自當全力配合”
東方既“但我在幻境中遭陰煞附體,需要等法力恢復后才能使用搜靈陣,請長老稍等些時日。”
長老道“宗主休養身體要緊,我已發函各仙門求援,若是能在東方宗主恢復前找到更好,若是找不到,就全指望宗主了。”
各門派聚集在青丘的人就此散去,各自返回。
玄月宗的人也都陸陸續續御劍走了,只有我留在原地犯難起來我不會御劍。
這次下山的弟子里也沒有和我相熟的,不好意思去找誰蹭個劍。
“師弟怎么還不走”臧臨忽然過來問我。
我如實道“師兄,我還不會御劍。”
“原來如此。”臧臨露出個爽朗的笑容,道,“那師弟你與我一道吧。”
我感激道“謝謝師兄”
臧臨召出佩劍站上去,沖我伸出一手,我也伸出手要抓住他手,卻在這時忽然感覺身邊一陣風過,后衣領被人提住,金光籠罩,下一秒人已經火箭般直飛上天。

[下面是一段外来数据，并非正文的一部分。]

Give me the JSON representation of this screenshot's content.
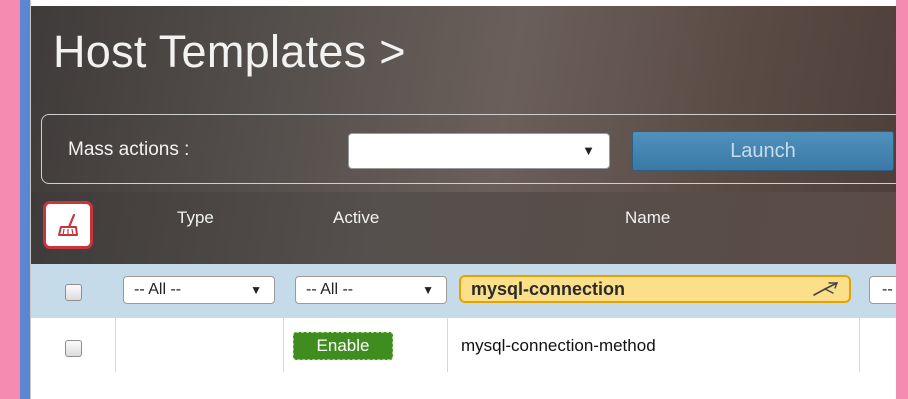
{
  "header": {
    "title": "Host Templates >"
  },
  "mass_actions": {
    "label": "Mass actions :",
    "select_value": "",
    "select_arrow": "▼",
    "launch_label": "Launch"
  },
  "table": {
    "columns": [
      "Type",
      "Active",
      "Name"
    ],
    "filters": {
      "type_value": "-- All --",
      "active_value": "-- All --",
      "name_value": "mysql-connection",
      "next_value": "--",
      "arrow": "▼"
    },
    "rows": [
      {
        "type": "",
        "active": "Enable",
        "name": "mysql-connection-method"
      }
    ]
  },
  "colors": {
    "accent_launch": "#3a79a6",
    "enable_badge": "#3f8d1f",
    "filter_highlight": "#fbe089",
    "reset_border": "#c8353a"
  },
  "icons": {
    "reset_filters": "broom-icon",
    "clear_input": "clear-input-icon"
  }
}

“啊”我一把抱住抓走我的人的腰,打開喉嚨大叫,聲音在云層間蕩漾開。
“安靜。”一道帶著涼意和威嚴的聲音從頭頂丟下來。
“是宗,宗主。”
我緊緊閉上嘴巴,但完全不敢撒手,也顧不得是不是冒犯他,直到他御劍的速度平緩下來之后才敢稍稍松開手,改抓住他的袍子,壯著膽子朝下邊看。
“啊”才剛一松手,東方既又提速再往更高處飛去,直到飛至不再有任何云層遮擋陽光的地方。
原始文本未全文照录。